Türk Amerikan Futbolu’nun (TAF) kanaat önderlerinin cevaplaması gereken en önemli soru, bu sporu neden yaptığımız, neden yaptırdığımız ve neden yaymaya çalıştığımız olmalıdır.

Sunay, sporu ‘’ bireylerin fiziksel, zihinsel, duygusal ve sosyal yönden gelişmelerini sağlayan, bilgi, beceri ve liderlik yeteneklerini geliştiren bir araç’’ (1) olarak tanımlar. Bu tanımda bahsedilen fiziksel ve zihinsel gelişim, branşımızda yerine getirilemeyen amaçlar olarak göze çarpmaktadır.
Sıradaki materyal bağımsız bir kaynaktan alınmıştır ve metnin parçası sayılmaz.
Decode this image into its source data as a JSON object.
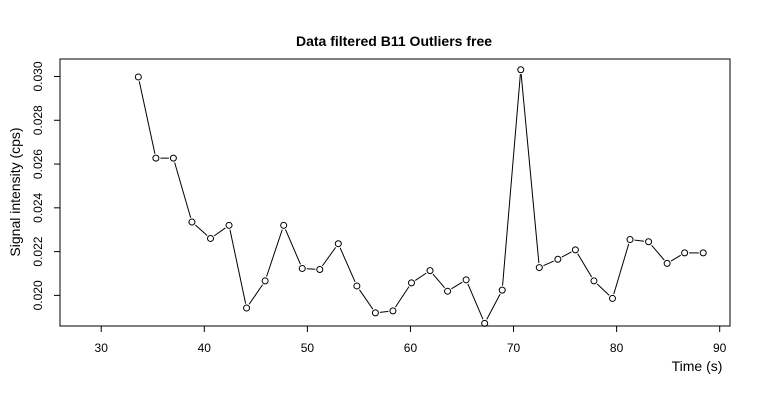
{
  "chart_data": {
    "type": "line",
    "title": "Data filtered B11 Outliers free",
    "xlabel": "Time (s)",
    "ylabel": "Signal intensity (cps)",
    "xlim": [
      26,
      91
    ],
    "ylim": [
      0.0186,
      0.0308
    ],
    "x_ticks": [
      "30",
      "40",
      "50",
      "60",
      "70",
      "80",
      "90"
    ],
    "y_ticks": [
      "0.020",
      "0.022",
      "0.024",
      "0.026",
      "0.028",
      "0.030"
    ],
    "grid": false,
    "legend": "none",
    "line_color": "#000000",
    "series": [
      {
        "x": [
          33.6,
          35.3,
          37.0,
          38.8,
          40.6,
          42.4,
          44.1,
          45.9,
          47.7,
          49.5,
          51.2,
          53.0,
          54.8,
          56.6,
          58.3,
          60.1,
          61.9,
          63.6,
          65.4,
          67.2,
          68.9,
          70.7,
          72.5,
          74.3,
          76.0,
          77.8,
          79.6,
          81.3,
          83.1,
          84.9,
          86.6,
          88.4
        ],
        "y": [
          0.02998,
          0.02627,
          0.02627,
          0.02335,
          0.0226,
          0.0232,
          0.01942,
          0.02066,
          0.0232,
          0.02123,
          0.02118,
          0.02236,
          0.02043,
          0.0192,
          0.01929,
          0.02057,
          0.02113,
          0.02019,
          0.02071,
          0.01872,
          0.02024,
          0.03031,
          0.02127,
          0.02165,
          0.02208,
          0.02066,
          0.01986,
          0.02255,
          0.02245,
          0.02146,
          0.02194,
          0.02194
        ]
      }
    ]
  }
}
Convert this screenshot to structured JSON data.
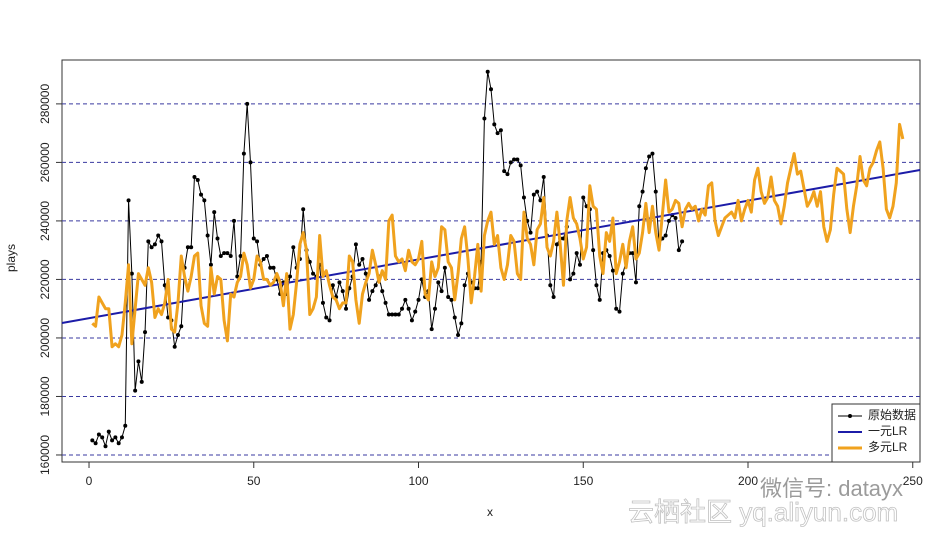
{
  "chart_data": {
    "type": "line",
    "xlabel": "x",
    "ylabel": "plays",
    "xlim": [
      -8.2,
      252.2
    ],
    "ylim": [
      157600,
      295000
    ],
    "xticks": [
      0,
      50,
      100,
      150,
      200,
      250
    ],
    "yticks": [
      160000,
      180000,
      200000,
      220000,
      240000,
      260000,
      280000
    ],
    "grid": true,
    "grid_color": "#3a3aa0",
    "legend": "bottom-right",
    "watermarks": [
      "微信号: datayx",
      "云栖社区 yq.aliyun.com"
    ],
    "series": [
      {
        "name": "原始数据",
        "color": "#000000",
        "markers": true,
        "x": [
          1,
          2,
          3,
          4,
          5,
          6,
          7,
          8,
          9,
          10,
          11,
          12,
          13,
          14,
          15,
          16,
          17,
          18,
          19,
          20,
          21,
          22,
          23,
          24,
          25,
          26,
          27,
          28,
          29,
          30,
          31,
          32,
          33,
          34,
          35,
          36,
          37,
          38,
          39,
          40,
          41,
          42,
          43,
          44,
          45,
          46,
          47,
          48,
          49,
          50,
          51,
          52,
          53,
          54,
          55,
          56,
          57,
          58,
          59,
          60,
          61,
          62,
          63,
          64,
          65,
          66,
          67,
          68,
          69,
          70,
          71,
          72,
          73,
          74,
          75,
          76,
          77,
          78,
          79,
          80,
          81,
          82,
          83,
          84,
          85,
          86,
          87,
          88,
          89,
          90,
          91,
          92,
          93,
          94,
          95,
          96,
          97,
          98,
          99,
          100,
          101,
          102,
          103,
          104,
          105,
          106,
          107,
          108,
          109,
          110,
          111,
          112,
          113,
          114,
          115,
          116,
          117,
          118,
          119,
          120,
          121,
          122,
          123,
          124,
          125,
          126,
          127,
          128,
          129,
          130,
          131,
          132,
          133,
          134,
          135,
          136,
          137,
          138,
          139,
          140,
          141,
          142,
          143,
          144,
          145,
          146,
          147,
          148,
          149,
          150,
          151,
          152,
          153,
          154,
          155,
          156,
          157,
          158,
          159,
          160,
          161,
          162,
          163,
          164,
          165,
          166,
          167,
          168,
          169,
          170,
          171,
          172,
          173,
          174,
          175,
          176,
          177,
          178,
          179,
          180
        ],
        "values": [
          165000,
          164000,
          167000,
          166000,
          163000,
          168000,
          165000,
          166000,
          164000,
          166000,
          170000,
          247000,
          222000,
          182000,
          192000,
          185000,
          202000,
          233000,
          231000,
          232000,
          235000,
          233000,
          218000,
          207000,
          206000,
          197000,
          201000,
          204000,
          224000,
          231000,
          231000,
          255000,
          254000,
          249000,
          247000,
          235000,
          225000,
          243000,
          234000,
          228000,
          229000,
          229000,
          228000,
          240000,
          221000,
          228000,
          263000,
          280000,
          260000,
          234000,
          233000,
          225000,
          227000,
          228000,
          224000,
          224000,
          220000,
          215000,
          219000,
          215000,
          221000,
          231000,
          224000,
          227000,
          244000,
          230000,
          226000,
          222000,
          221000,
          225000,
          212000,
          207000,
          206000,
          218000,
          214000,
          219000,
          216000,
          210000,
          217000,
          221000,
          232000,
          225000,
          227000,
          222000,
          213000,
          216000,
          218000,
          221000,
          216000,
          212000,
          208000,
          208000,
          208000,
          208000,
          210000,
          213000,
          210000,
          206000,
          209000,
          213000,
          220000,
          214000,
          216000,
          203000,
          210000,
          219000,
          216000,
          224000,
          214000,
          213000,
          207000,
          201000,
          205000,
          218000,
          222000,
          219000,
          217000,
          217000,
          226000,
          275000,
          291000,
          285000,
          273000,
          270000,
          271000,
          257000,
          256000,
          260000,
          261000,
          261000,
          259000,
          248000,
          240000,
          236000,
          249000,
          250000,
          247000,
          255000,
          235000,
          218000,
          214000,
          232000,
          234000,
          234000,
          238000,
          220000,
          222000,
          229000,
          225000,
          248000,
          245000,
          244000,
          230000,
          218000,
          213000,
          229000,
          230000,
          228000,
          223000,
          210000,
          209000,
          222000,
          226000,
          229000,
          229000,
          219000,
          245000,
          250000,
          258000,
          262000,
          263000,
          250000,
          232000,
          234000,
          235000,
          240000,
          242000,
          241000,
          230000,
          233000
        ]
      },
      {
        "name": "一元LR",
        "color": "#1c1ca8",
        "markers": false,
        "x": [
          -8.2,
          252.2
        ],
        "values": [
          205100,
          257400
        ]
      },
      {
        "name": "多元LR",
        "color": "#f0a21e",
        "markers": false,
        "x": [
          1,
          2,
          3,
          4,
          5,
          6,
          7,
          8,
          9,
          10,
          11,
          12,
          13,
          14,
          15,
          16,
          17,
          18,
          19,
          20,
          21,
          22,
          23,
          24,
          25,
          26,
          27,
          28,
          29,
          30,
          31,
          32,
          33,
          34,
          35,
          36,
          37,
          38,
          39,
          40,
          41,
          42,
          43,
          44,
          45,
          46,
          47,
          48,
          49,
          50,
          51,
          52,
          53,
          54,
          55,
          56,
          57,
          58,
          59,
          60,
          61,
          62,
          63,
          64,
          65,
          66,
          67,
          68,
          69,
          70,
          71,
          72,
          73,
          74,
          75,
          76,
          77,
          78,
          79,
          80,
          81,
          82,
          83,
          84,
          85,
          86,
          87,
          88,
          89,
          90,
          91,
          92,
          93,
          94,
          95,
          96,
          97,
          98,
          99,
          100,
          101,
          102,
          103,
          104,
          105,
          106,
          107,
          108,
          109,
          110,
          111,
          112,
          113,
          114,
          115,
          116,
          117,
          118,
          119,
          120,
          121,
          122,
          123,
          124,
          125,
          126,
          127,
          128,
          129,
          130,
          131,
          132,
          133,
          134,
          135,
          136,
          137,
          138,
          139,
          140,
          141,
          142,
          143,
          144,
          145,
          146,
          147,
          148,
          149,
          150,
          151,
          152,
          153,
          154,
          155,
          156,
          157,
          158,
          159,
          160,
          161,
          162,
          163,
          164,
          165,
          166,
          167,
          168,
          169,
          170,
          171,
          172,
          173,
          174,
          175,
          176,
          177,
          178,
          179,
          180,
          181,
          182,
          183,
          184,
          185,
          186,
          187,
          188,
          189,
          190,
          191,
          192,
          193,
          194,
          195,
          196,
          197,
          198,
          199,
          200,
          201,
          202,
          203,
          204,
          205,
          206,
          207,
          208,
          209,
          210,
          211,
          212,
          213,
          214,
          215,
          216,
          217,
          218,
          219,
          220,
          221,
          222,
          223,
          224,
          225,
          226,
          227,
          228,
          229,
          230,
          231,
          232,
          233,
          234,
          235,
          236,
          237,
          238,
          239,
          240,
          241,
          242,
          243,
          244,
          245,
          246,
          247
        ],
        "values": [
          205000,
          204000,
          214000,
          212000,
          210000,
          210000,
          197000,
          198000,
          197000,
          201000,
          212000,
          225000,
          198000,
          210000,
          222000,
          220000,
          218000,
          224000,
          219000,
          207000,
          210000,
          208000,
          212000,
          220000,
          203000,
          202000,
          212000,
          228000,
          221000,
          216000,
          221000,
          228000,
          229000,
          211000,
          205000,
          204000,
          224000,
          215000,
          221000,
          220000,
          206000,
          199000,
          215000,
          214000,
          219000,
          221000,
          229000,
          225000,
          217000,
          220000,
          228000,
          226000,
          220000,
          220000,
          218000,
          219000,
          222000,
          219000,
          211000,
          222000,
          203000,
          208000,
          219000,
          232000,
          236000,
          230000,
          208000,
          210000,
          214000,
          235000,
          221000,
          223000,
          218000,
          214000,
          213000,
          210000,
          212000,
          212000,
          228000,
          226000,
          213000,
          205000,
          215000,
          219000,
          222000,
          230000,
          225000,
          219000,
          223000,
          220000,
          240000,
          242000,
          228000,
          226000,
          227000,
          223000,
          230000,
          226000,
          225000,
          227000,
          233000,
          215000,
          213000,
          226000,
          221000,
          224000,
          238000,
          237000,
          226000,
          224000,
          213000,
          222000,
          234000,
          238000,
          227000,
          212000,
          221000,
          232000,
          216000,
          235000,
          240000,
          243000,
          232000,
          235000,
          224000,
          220000,
          225000,
          235000,
          233000,
          222000,
          220000,
          243000,
          234000,
          232000,
          225000,
          237000,
          239000,
          248000,
          231000,
          228000,
          233000,
          243000,
          232000,
          218000,
          240000,
          248000,
          241000,
          239000,
          234000,
          227000,
          231000,
          252000,
          245000,
          244000,
          228000,
          222000,
          236000,
          233000,
          241000,
          222000,
          226000,
          232000,
          224000,
          233000,
          238000,
          227000,
          229000,
          236000,
          246000,
          236000,
          245000,
          236000,
          230000,
          242000,
          254000,
          243000,
          244000,
          247000,
          246000,
          238000,
          244000,
          246000,
          244000,
          245000,
          240000,
          244000,
          242000,
          252000,
          253000,
          240000,
          235000,
          238000,
          241000,
          242000,
          243000,
          241000,
          247000,
          240000,
          244000,
          247000,
          243000,
          254000,
          258000,
          250000,
          246000,
          248000,
          255000,
          247000,
          245000,
          239000,
          245000,
          253000,
          258000,
          263000,
          256000,
          257000,
          251000,
          245000,
          247000,
          250000,
          245000,
          250000,
          238000,
          233000,
          237000,
          249000,
          258000,
          257000,
          256000,
          244000,
          236000,
          245000,
          252000,
          262000,
          254000,
          252000,
          258000,
          260000,
          264000,
          267000,
          258000,
          244000,
          241000,
          245000,
          253000,
          273000,
          268000
        ]
      }
    ]
  }
}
Sporcularımız çoğu zaman atletik geçmişten uzak kişilerden oluşmakta ve bu kişilerin branşımızla tanışma yaşları çoğu zaman erken yirmili yaşlarında olmaktadır. Son zamanlarda daha genç sporcular sahalarda görülmeye başlanmış olsa bile halen bu sporcuların birbirleri ile rekabet edebilecekleri bir alan mevcut değildir. Sporun fiziksel gelişim amacını yerine getirebilmesi için TAF camiasının gençleşmesi ve bu genç kadroların ehil kişiler tarafından eğitilerek organize bir rekabet ortamında yetiştirilmeleri gerekmektedir.

Zihinsel gelişim benzer vücut tiplerinin beraber eğitilmesi ile sağlanamamakta bu amaç içinde yaş gruplarına ihtiyaç duyulmaktadır. Yapılan araştırmalar Amerikan olimpiyat takımlarındaki erkek sporcuların ortalama olarak on iki yaşında spor çalışmalarına başladıklarını göstermekte ve on sene yada on bin saat kuralı dahilinde hazırlandıkları yarışma kariyerlerinde, birden çok spor dalında aktivite göstererek yetiştirildiklerini göstermektedir.(2)

Ülke gerçeğinde ise bir spor dalında faaliyet gösterilmekte, çoğu zaman bu faaliyet rekabet, ciddiyet ve atletizmden uzak bedensel aktivite düzeyinde kalmaktadır.

“Arkadaşlık grupları çocuk üzerinde büyük etkisi olan referans gruplarıdır. Bunlar niteliklerine göre üyeleri için olumlu yada olumsuz etkileyici çevrelerdir. Özdeşleşme objeleri yaratmada etkin olan kitle iletişim araçları, çocukların gelişim devresinde önemli rol oynar. Belirlenen bir kişiye karşı özel ilgi duyulur, ona benzemek, onun gibi olunmak istenir. Hatta bir anlamda onun yerine geçmek isteyen çocuk ve ergen gruplar, kendisine ideal aldığı kişiyle, kitle iletişim araçları vasıtasıyla adeta dolaylı bir ilişkiye girer.’’(3)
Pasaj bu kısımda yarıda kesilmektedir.